Ein milderes Mittel als Abschiebehaft, um die Zeitnahe Rückführung der Frau A. nach Russland zu gewährleisten sehe ich nicht, da Frau A. über keinerlei soziale Kontakte in Deutschland verfügt wo sie sicher untergebracht werden könnte. Jugendhilfeeinrichtungen in Hessen gibt es leider nicht, die sicher dafür sorgen könnten, dass Frau C. für Maßnahmen der Ausländerbehörde zur Verfügung steht. Die Mutter der Frau A. scheint auch kein wirkliches Interesse an ihrer Tochter zu haben, da die Mutter bei der Festnahme nicht bereit war für ihre Tochter eine Sicherheitsleistung zu bezahlen und somit eine Haft für ihre Tochter zu vermeiden ...."

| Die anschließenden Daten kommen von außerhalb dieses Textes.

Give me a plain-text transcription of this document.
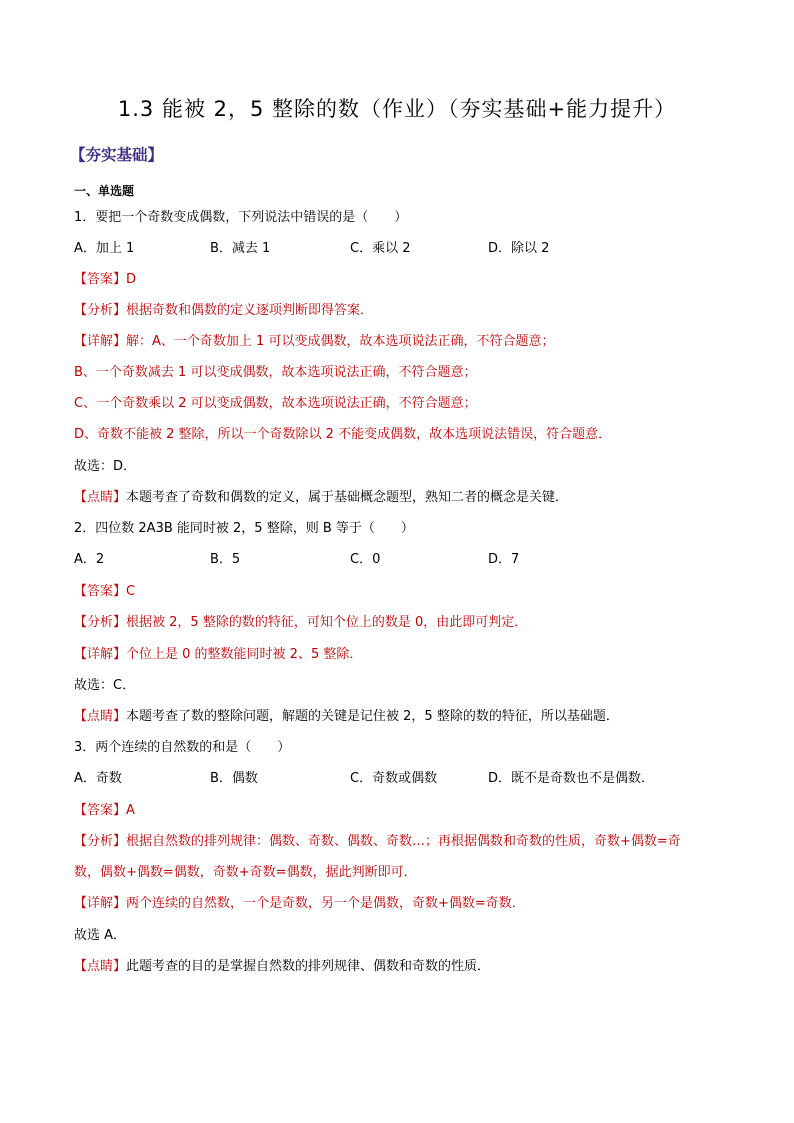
1.3 能被 2，5 整除的数（作业）（夯实基础+能力提升）
【夯实基础】
一、单选题
1．要把一个奇数变成偶数，下列说法中错误的是（　　）
A．加上 1	B．减去 1	C．乘以 2	D．除以 2
【答案】D
【分析】根据奇数和偶数的定义逐项判断即得答案．
【详解】解：A、一个奇数加上 1 可以变成偶数，故本选项说法正确，不符合题意；
B、一个奇数减去 1 可以变成偶数，故本选项说法正确，不符合题意；
C、一个奇数乘以 2 可以变成偶数，故本选项说法正确，不符合题意；
D、奇数不能被 2 整除，所以一个奇数除以 2 不能变成偶数，故本选项说法错误，符合题意．
故选：D．
【点睛】本题考查了奇数和偶数的定义，属于基础概念题型，熟知二者的概念是关键．
2．四位数 2A3B 能同时被 2，5 整除，则 B 等于（　　）
A．2	B．5	C．0	D．7
【答案】C
【分析】根据被 2，5 整除的数的特征，可知个位上的数是 0，由此即可判定．
【详解】个位上是 0 的整数能同时被 2、5 整除．
故选：C．
【点睛】本题考查了数的整除问题，解题的关键是记住被 2，5 整除的数的特征，所以基础题．
3．两个连续的自然数的和是（　　）
A．奇数	B．偶数	C．奇数或偶数	D．既不是奇数也不是偶数．
【答案】A
【分析】根据自然数的排列规律：偶数、奇数、偶数、奇数…；再根据偶数和奇数的性质，奇数+偶数=奇
数，偶数+偶数=偶数，奇数+奇数=偶数，据此判断即可．
【详解】两个连续的自然数，一个是奇数，另一个是偶数，奇数+偶数=奇数．
故选 A．
【点睛】此题考查的目的是掌握自然数的排列规律、偶数和奇数的性质．
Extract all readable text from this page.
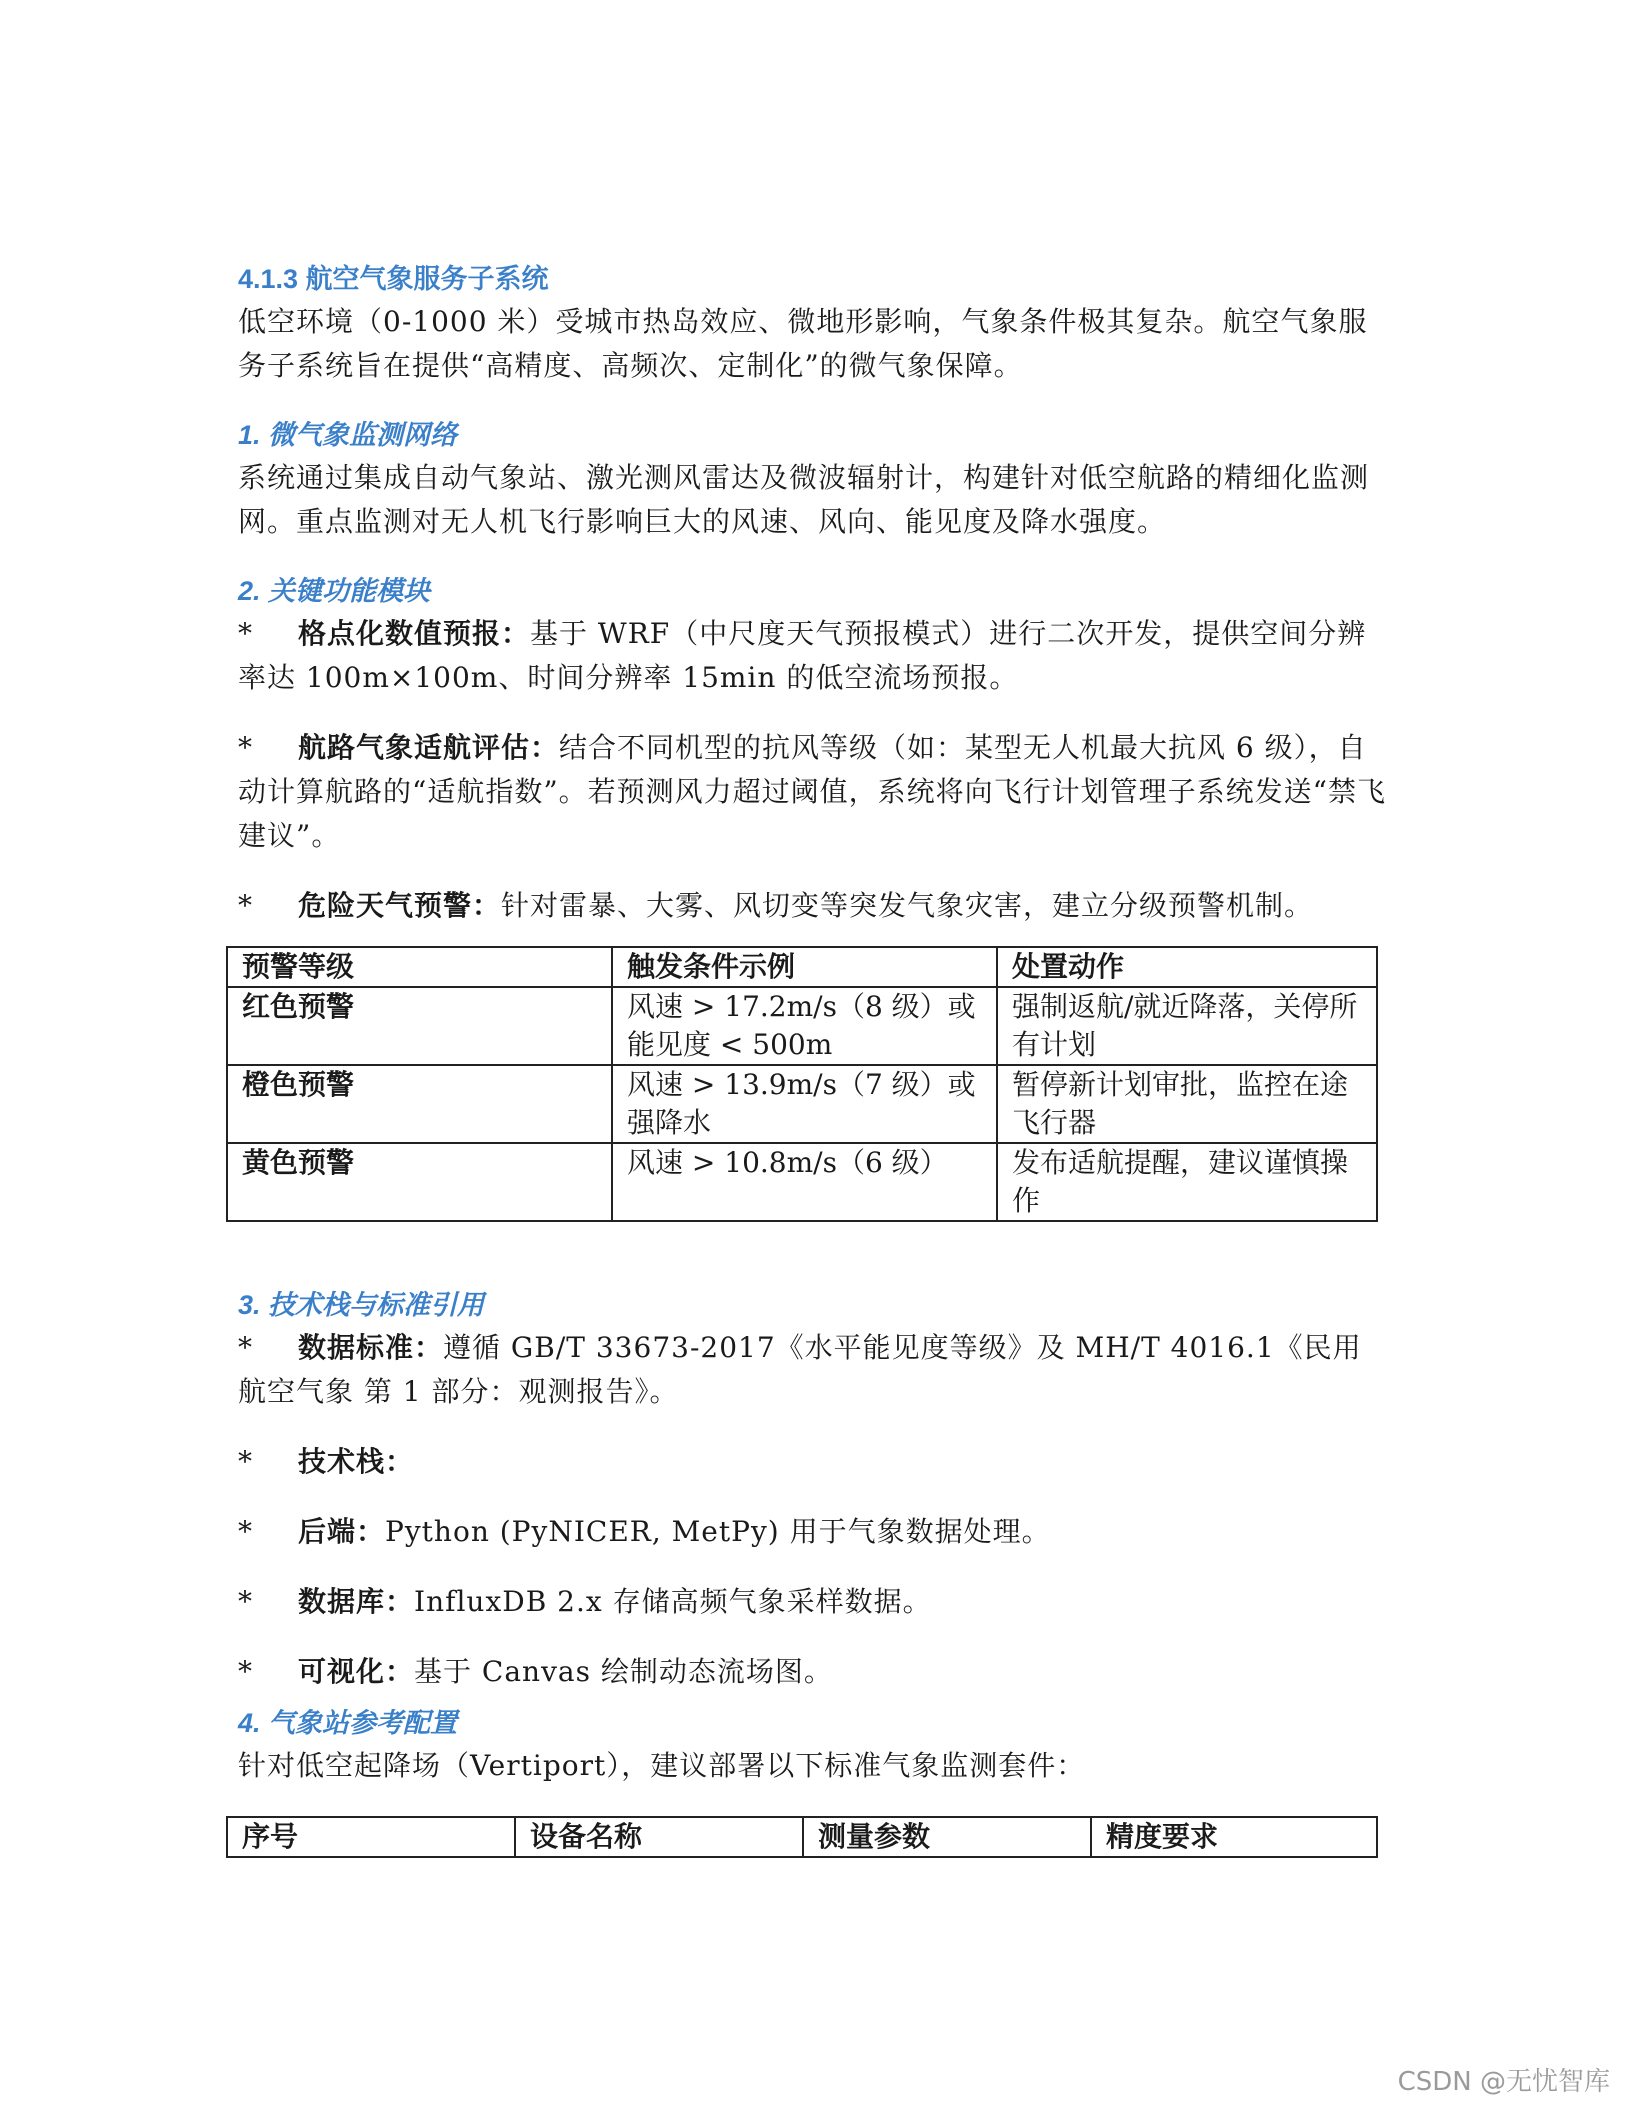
4.1.3 航空气象服务子系统

低空环境（0-1000 米）受城市热岛效应、微地形影响，气象条件极其复杂。航空气象服务子系统旨在提供“高精度、高频次、定制化”的微气象保障。

1. 微气象监测网络

系统通过集成自动气象站、激光测风雷达及微波辐射计，构建针对低空航路的精细化监测网。重点监测对无人机飞行影响巨大的风速、风向、能见度及降水强度。

2. 关键功能模块

* 格点化数值预报：基于 WRF（中尺度天气预报模式）进行二次开发，提供空间分辨率达 100m×100m、时间分辨率 15min 的低空流场预报。

* 航路气象适航评估：结合不同机型的抗风等级（如：某型无人机最大抗风 6 级），自动计算航路的“适航指数”。若预测风力超过阈值，系统将向飞行计划管理子系统发送“禁飞建议”。

* 危险天气预警：针对雷暴、大雾、风切变等突发气象灾害，建立分级预警机制。

预警等级	触发条件示例	处置动作
红色预警	风速 > 17.2m/s（8 级）或能见度 < 500m	强制返航/就近降落，关停所有计划
橙色预警	风速 > 13.9m/s（7 级）或强降水	暂停新计划审批，监控在途飞行器
黄色预警	风速 > 10.8m/s（6 级）	发布适航提醒，建议谨慎操作
3. 技术栈与标准引用

* 数据标准：遵循 GB/T 33673-2017《水平能见度等级》及 MH/T 4016.1《民用航空气象 第 1 部分：观测报告》。

* 技术栈：

* 后端：Python (PyNICER, MetPy) 用于气象数据处理。

* 数据库：InfluxDB 2.x 存储高频气象采样数据。

* 可视化：基于 Canvas 绘制动态流场图。

4. 气象站参考配置

针对低空起降场（Vertiport），建议部署以下标准气象监测套件：

序号	设备名称	测量参数	精度要求
CSDN @无忧智库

Mit Beschl. v. 6.12.2005 hat das AG gegen die Betroffene zunächst eine einstweilige Freiheitsentziehung bis zum 13.12.2005 und mit Beschl. v. 12.12.2005 Abschiebungshaft bis zum 6.3.2006 angeordnet. Auf die sofortige Beschwerde der Betroffenen hat das LG den Beschluss des AG vom 12.12.2005 aufgehoben. Der Beschluss wurde im Anschluss an die mündliche Anhörung der Betroffenen am 28.12.2005 verkündet. Zur Begründung führt das LG in der schriftlichen Fassung des Beschlusses aus, dass der vom AG angenommene Haftgrund des § 62 Abs. 2 S. 1 Nr. 5 AufenthG nicht mehr bestehe, weil die Betroffene bei ihrer Mutter in der X.-Straße 3 in O1 wohne. Weil die Betroffene noch minderjährig sei, müssten durch die Ausländerbehörde mildere Mittel als die Haft zunächst geprüft und versucht werden; hierzu könnten Meldeauflagen oder auch die Stellung einer Kaution dienen.
Gegen den landgerichtlichen Beschluss legte die Antragstellerin noch am 28.12.2005 per Fax sofortige Beschwerde ein und beantragte die sofortige Aussetzung der Vollziehbarkeit. Zur Begründung führte die Antragstellerin an, dass eine Befragung durch Polizeibeamte ergeben habe, dass die Betroffene und ihre Mutter nicht in der X.-Straße leben, sondern in der Y.-Straße anzutreffen seien.
Mit einem weiteren Beschl. v. 28.12.2005 hat das LG daraufhin die Vollziehbarkeit seiner vorausgegangenen Entscheidung unter Bezugnahme auf § 24 Abs. 3 FGG ausgesetzt.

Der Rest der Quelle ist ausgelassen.